GNOME Bugzilla – Bug 143708
The stemmer should do the right thing for documents in languages other than English
Last modified: 2018-07-03 09:50:56 UTC
It seems that words like 'is' are not in the index which is fine. But if I search for 'your name is' with 'best' it won't find the file containing that text. Searching for 'your name' finds it without problems.
This is the same for , etc...Best should remove these from the search string before searching. But how does this work with other languages? For instance 'is' in Danish means 'ice cream' and I might want to search for that.
The main bug (improper handling of little words like 'is') is fixed in CVS. I'm changing the bug into a wishlist item for proper support of stemming in other languages. Lucene can support stemmers/analyzers for languages other than English. The trickier part is automatically figuring out which language a document is in... which is actually doable with fairly simple algorithms, but it is almost impossible to do the right thing w/ documents in multiple languages. At very least, the user should be able to set a default language. (Or maybe it could be set based on the locale?)
Um why not both, default based on locale and a option to switch. :)

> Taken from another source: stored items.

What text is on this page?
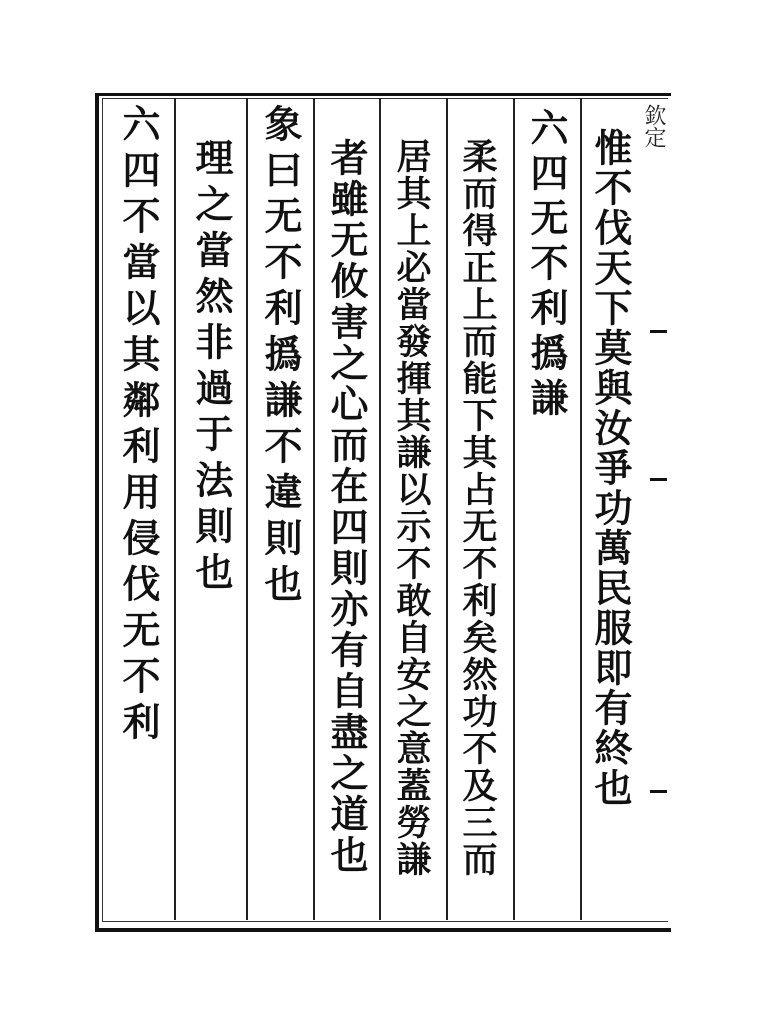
欽定
惟不伐天下莫與汝爭功萬民服即有終也
六四无不利撝謙
柔而得正上而能下其占无不利矣然功不及三而
居其上必當發揮其謙以示不敢自安之意蓋勞謙
者雖无攸害之心而在四則亦有自盡之道也
象曰无不利撝謙不違則也
理之當然非過于法則也
六四不當以其鄰利用侵伐无不利
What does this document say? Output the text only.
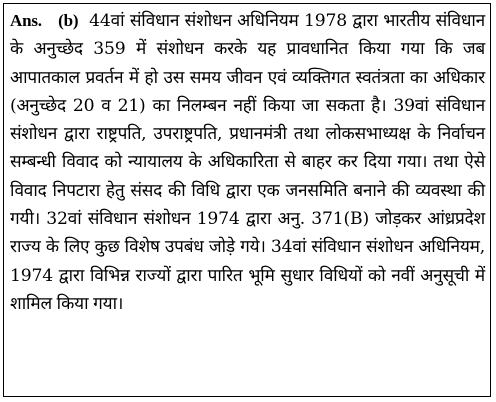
Ans. (b) 44वां संविधान संशोधन अधिनियम 1978 द्वारा भारतीय संविधान के अनुच्छेद 359 में संशोधन करके यह प्रावधानित किया गया कि जब आपातकाल प्रवर्तन में हो उस समय जीवन एवं व्यक्तिगत स्वतंत्रता का अधिकार (अनुच्छेद 20 व 21) का निलम्बन नहीं किया जा सकता है। 39वां संविधान संशोधन द्वारा राष्ट्रपति, उपराष्ट्रपति, प्रधानमंत्री तथा लोकसभाध्यक्ष के निर्वाचन सम्बन्धी विवाद को न्यायालय के अधिकारिता से बाहर कर दिया गया। तथा ऐसे विवाद निपटारा हेतु संसद की विधि द्वारा एक जनसमिति बनाने की व्यवस्था की गयी। 32वां संविधान संशोधन 1974 द्वारा अनु. 371(B) जोड़कर आंध्रप्रदेश राज्य के लिए कुछ विशेष उपबंध जोड़े गये। 34वां संविधान संशोधन अधिनियम, 1974 द्वारा विभिन्न राज्यों द्वारा पारित भूमि सुधार विधियों को नवीं अनुसूची में शामिल किया गया।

*** Bug 449149 has been marked as a duplicate of this bug. ***
Beagle is not under active development anymore and had its last code changes in early 2011. Its codebase has been archived (see bug 796735): https://gitlab.gnome.org/Archive/beagle/commits/master "tracker" is an available alternative. Closing this report as WONTFIX as part of Bugzilla Housekeeping to reflect reality. Please feel free to reopen this ticket (or rather transfer the project to GNOME Gitlab, as GNOME Bugzilla is deprecated) if anyone takes the responsibility for active development again.